Soru: Cenâb-ı Hakk’ın bize ihtiyacı yoktur. Öyleyse çok yönüyle çirkin, fena şeyleri yapan nev-i beşerin yaratılmasında ne hikmet vardır?

Allah (celle celâluhu), yaratma işinde pek çok maslahata ve umumî neticeye bakar; murad-ı sübhânî olan neticeler elde edilirken meydana gelecek izafî şerler nazar-ı itibara alınmaz. Haddizatında insanların da “hayır” diye yaptıkları pek çok şeyin altında bir kısım izafî “şer”ler vardır. Meselâ, insanlar atomu keşfetmişlerdir. Şayet atom, milletler arasında sulh-i umumîyi temine matuf olarak kullanılsa, atomun keşfi hayır olacaktır.
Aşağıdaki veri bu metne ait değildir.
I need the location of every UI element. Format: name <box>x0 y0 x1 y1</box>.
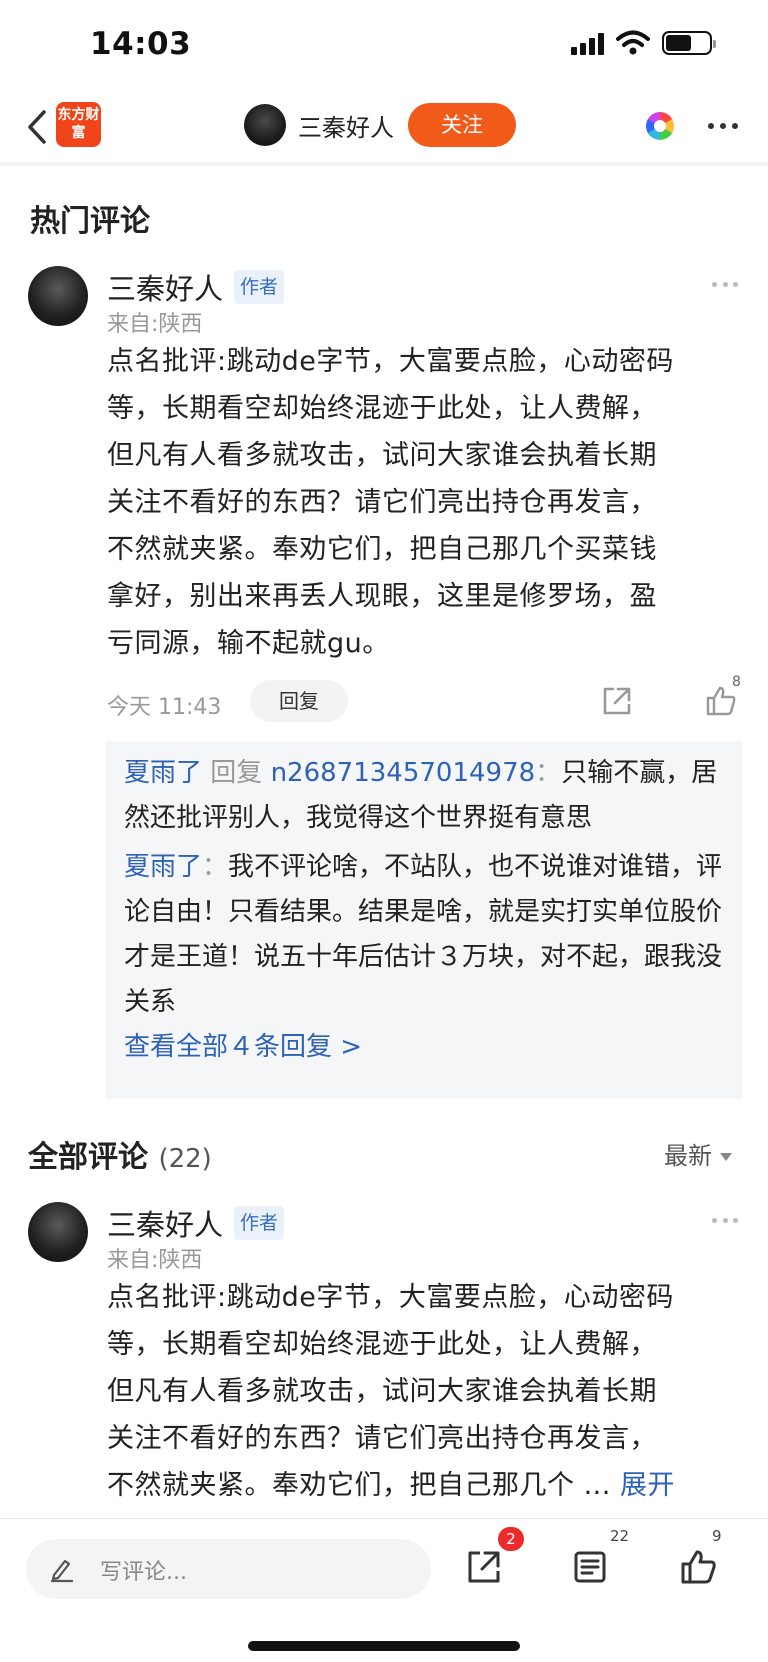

Meselâ o, insanlığa zarar vermeden, denizaltılarını yürütmede, aydınlatma ve ısıtma işlerinde kullanılabilse insanlığın yararına olacaktı. Ama Hiroşima ve Nagasaki’ye atılan atom bombaları insanlığın yararına olmamış, aksine seksen kilometrelik bir alanı senelerce canlı yaşamaz hâle getirmiştir. O gün üç yüz binden fazla insanın hayatına mâl olan bu bombanın, zararlı tesirleri hâlâ devam etmektedir. Atom bu hâliyle bir mânâda şerdir ve olabildiğine çirkindir. Atomu insanoğlu icat etti, geliştirdi ve beşerin başına belâ yaptı. Görüldüğü gibi şer için yapılmasalar bile insanoğlunun sebebiyet vermesiyle onun şerre dönüştüğü de olabiliyor.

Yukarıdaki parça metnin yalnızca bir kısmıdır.